As in the case of the little girl mentioned below, we have to guard, not alone against the acts of evil men, but against what is in the men themselves:

“Come on! come on!” said a gentleman to a little girl at whom a dog had been barking furiously. “Come on! he’s quiet now.”

“Ah, but,” said the little girl, “the barks are in him still.”

(1625)

INNER LIFE

I was lately in a grove where a number of large sycamores were shedding their bark; at least three layers of the bark showed plainly, the coarse outer bark brown, but this shed in large spots or blotches, exposing the white inner bark, so well known in this great tree; but this also was peeling up, and falling here and there, and showing the clear, green inmost bark of the tree; the outer layers ripening, drying, dying, and falling off, but the inmost bark strengthening and renewing itself day by day.

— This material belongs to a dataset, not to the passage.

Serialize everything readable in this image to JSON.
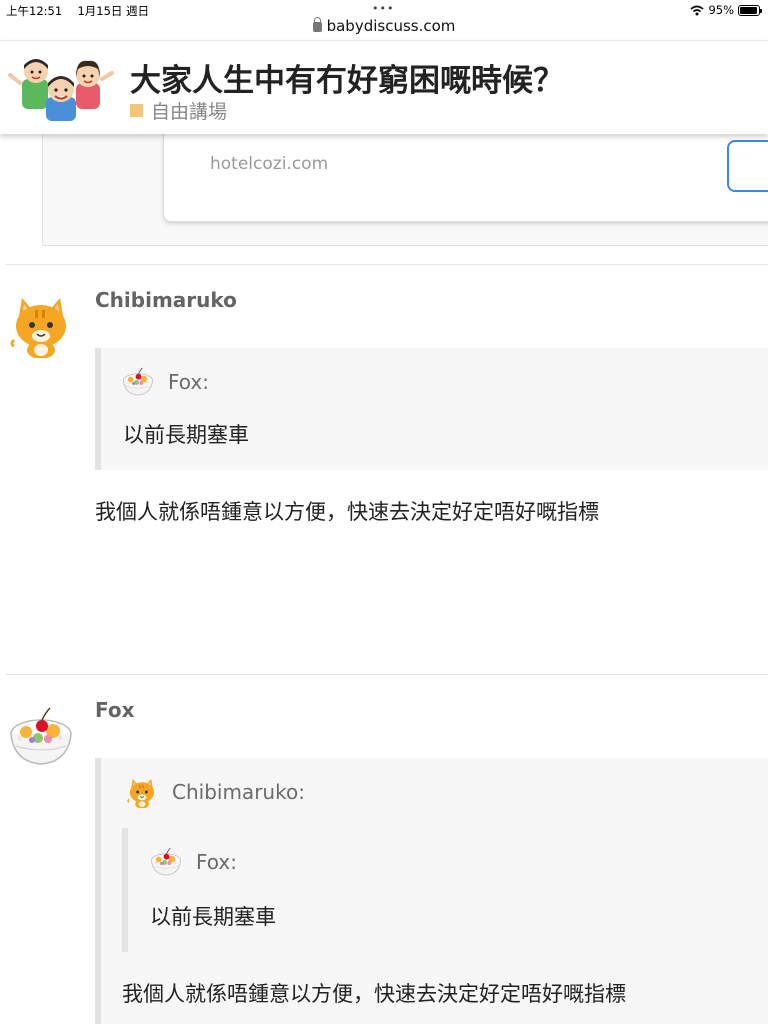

But I was imprest with the fresh, wholesome look of these sycamores. Many trees of that name seem dying; not so those where the decaying outer bark was loosening and dropping, while the fresh young inner bark was coming out to take its place. I never saw healthier trees. They certainly were not hide-bound. I believe the quick dropping of the old bark gave the vigorous inner bark a chance to come out and strengthen, just as we know trials and afflictions often bring out the inner life in beauty and strength.—Franklin Noble, “Sermons in Illustration.”